Background: Severe hemophilia A (HA) in females is a very rare phenomenon. Ignoring HA as a possible diagnose can result in fatal complications.
Patients: We report a 3-month old girl suffering from severe hemophilia A, presenting with intracranial hemorrhage three weeks after drop down from an infant carrier. Recurrent bleeding after neurosurgery led to the diagnosis of a HA by findings of low levels of factor VIII coagulation activity (F8:C) below 1% and normal levels of factor von Willebrand activity.
Methods: Diagnosis of hemophilia A by one stage clotting test and proof by molecular studies via long - range - PCR. Chromosome analysis in metaphases from peripheral blood lymphocytes.
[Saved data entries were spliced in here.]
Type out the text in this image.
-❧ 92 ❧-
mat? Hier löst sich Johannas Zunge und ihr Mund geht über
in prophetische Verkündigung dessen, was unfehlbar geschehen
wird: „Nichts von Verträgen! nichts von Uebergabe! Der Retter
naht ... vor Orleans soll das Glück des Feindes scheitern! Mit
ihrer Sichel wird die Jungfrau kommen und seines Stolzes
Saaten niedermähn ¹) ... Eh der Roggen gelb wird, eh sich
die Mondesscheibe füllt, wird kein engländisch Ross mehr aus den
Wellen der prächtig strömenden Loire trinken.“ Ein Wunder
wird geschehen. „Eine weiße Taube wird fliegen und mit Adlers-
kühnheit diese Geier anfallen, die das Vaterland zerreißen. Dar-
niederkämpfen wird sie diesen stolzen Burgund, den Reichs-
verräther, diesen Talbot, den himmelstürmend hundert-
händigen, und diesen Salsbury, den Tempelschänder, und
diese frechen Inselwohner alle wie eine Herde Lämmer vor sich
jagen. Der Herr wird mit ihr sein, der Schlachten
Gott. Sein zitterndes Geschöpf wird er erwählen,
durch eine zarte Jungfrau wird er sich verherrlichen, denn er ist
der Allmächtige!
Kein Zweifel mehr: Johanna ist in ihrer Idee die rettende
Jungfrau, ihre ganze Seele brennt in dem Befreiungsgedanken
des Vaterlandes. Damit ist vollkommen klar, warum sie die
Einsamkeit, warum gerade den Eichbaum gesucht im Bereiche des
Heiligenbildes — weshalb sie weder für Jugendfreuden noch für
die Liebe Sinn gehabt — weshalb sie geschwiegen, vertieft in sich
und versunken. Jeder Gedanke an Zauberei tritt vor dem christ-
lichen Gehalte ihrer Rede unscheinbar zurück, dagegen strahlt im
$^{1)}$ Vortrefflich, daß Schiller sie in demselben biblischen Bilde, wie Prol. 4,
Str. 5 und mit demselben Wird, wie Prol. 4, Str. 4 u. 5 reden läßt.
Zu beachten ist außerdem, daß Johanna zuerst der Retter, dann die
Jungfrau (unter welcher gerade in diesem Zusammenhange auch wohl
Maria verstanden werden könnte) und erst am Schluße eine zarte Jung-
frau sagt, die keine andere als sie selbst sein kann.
Results: Molecular analysis showed inversion of intron 22 as the result of a maternally inherited, distal, F8 gene inversion and chromosome analyses a 45,X karyotype indicative of Turner syndrome in our patient. Diagnosis was hampered by the female sex and the presence of neither a family history of bleeding disorders nor clinical signs of Turner syndrome.
Conclusion: Our case shows that, although uncommon in female infants, x-linked genetic bleeding disorders like HA are a possible diagnosis by very different reasons. Rare bleeding disorders, although not expected, might be present and the combined clinical, laboratory and genetic analysis are needed to establish the final diagnosis. Repetitive prolonged aPTT and clinical bleeding signs should lead to further hemostasiological investigations. An algorithm for hemostasiological investigations in case of unexplained clinical bleeding is given.